Nel 1972 Battiato scrisse per la Moretti, cantante e conduttrice, questo brano particolare insieme al famoso Frankenstein, entità molteplice e autore dei testi degli Area, in cui appaiano le figure grigie di quel mondo moderno fatto di segretarie d’azienda “che parlano più lingue” e “gente che lavora per avere un mese all’anno di ferie” che ritroveremo in Patriots e in Orizzonti perduti. Per fortuna che c’è l’innamoramento a salvarci; magra consolazione. Con un curioso arrangiamento fatto di marcette barrettiane composte di veri e propri cucù mescolati ad archi che ricordano le basi di Mina e Patty Pravo, si sente ancora l’influenza beat ma questa volta penetrata da tematiche già “inquinate” che riportano alla paranoia di Ti sei mai chiesto quale funzione hai? contenuto in Pollution. Un piccolo gioiellino misconosciuto di musica apparentemente “leggera” che ancora una volta mostra invece un Battiato alla ricerca di un modello “trasversale” di comunicazione, tanto di rottura quanto popolare.

Genco Puro & Co., “Giorno d’estate” (1972)

Se c’è un brano che racchiude il Battiato pensiero, fatto di secondi imbrunire e di terrazze a mare, questo è Giorno d’estate. Anch’esso contenuto nel famigerato Area di servizio di Genco Puro & Co. e anche questo cantato e suonato da Battiato, è uno spaccato di ricordi melanconici, di mal d’Africa, una dolcezza amara intrisa di uno spirito che nell’incipt “andare senza meta per strade sconosciute / i sogni della notte sono illusioni avute” ci mostra il Battiato che conosciamo, per cui il viaggio è già l’arrivo. C’è in fondo tutto La voce del padrone in fieri qui dentro, il pop stuporoso e fuori dal tempo di Summer on a Solitary Beach, la semplicità di un giro di accordi che diventa mantra e le riflessioni mature di Orizzonti perduti, dove si guarda indietro soltanto per riprendere il cammino più forti “non rimpiangendo mai”.

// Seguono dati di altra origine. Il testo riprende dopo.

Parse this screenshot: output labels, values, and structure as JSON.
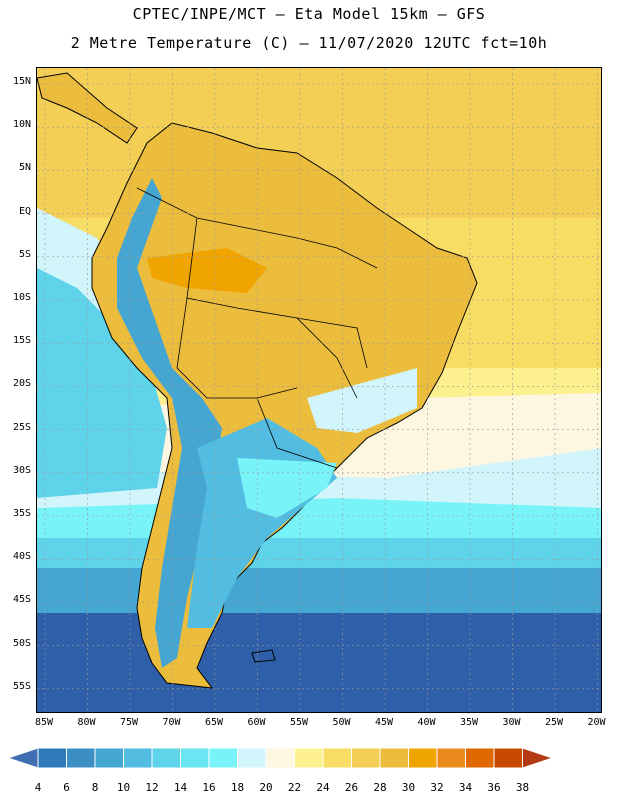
{
  "header": {
    "line1": "CPTEC/INPE/MCT –  Eta Model 15km – GFS",
    "line2": "2 Metre Temperature (C) – 11/07/2020 12UTC fct=10h"
  },
  "map": {
    "lat_labels": [
      "15N",
      "10N",
      "5N",
      "EQ",
      "5S",
      "10S",
      "15S",
      "20S",
      "25S",
      "30S",
      "35S",
      "40S",
      "45S",
      "50S",
      "55S"
    ],
    "lon_labels": [
      "85W",
      "80W",
      "75W",
      "70W",
      "65W",
      "60W",
      "55W",
      "50W",
      "45W",
      "40W",
      "35W",
      "30W",
      "25W",
      "20W"
    ]
  },
  "legend": {
    "labels": [
      "4",
      "6",
      "8",
      "10",
      "12",
      "14",
      "16",
      "18",
      "20",
      "22",
      "24",
      "26",
      "28",
      "30",
      "32",
      "34",
      "36",
      "38"
    ],
    "colors": [
      "#3f6fb0",
      "#2f7ab8",
      "#3b8fc4",
      "#45a6d2",
      "#52bde0",
      "#5ed3ea",
      "#69e6f2",
      "#78f4f9",
      "#d2f4fb",
      "#fdf6e1",
      "#fdf08f",
      "#f7dd63",
      "#f3cf55",
      "#ecbc3c",
      "#f0a400",
      "#eb8a1c",
      "#df6900",
      "#c84a00",
      "#b23b14"
    ]
  },
  "colors": {
    "ocean_warm": "#f3cf55",
    "ocean_cool": "#2e5fa8",
    "border": "#000000"
  }
}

Ascoltando questa canzone ci vengono gli occhi umidi, soprattutto nella frase finale che letta oggi sa di testamento: “Si accendono le luci / è tempo di tornare / non sogni né illusioni / ma questo nostro amore”. E di amore ce ne ha dato tanto Battiato: per questo dedichiamo questo brano con tutto il cuore – di rimando – a lui e a chi come noi l’ha amato. Grazie Franco.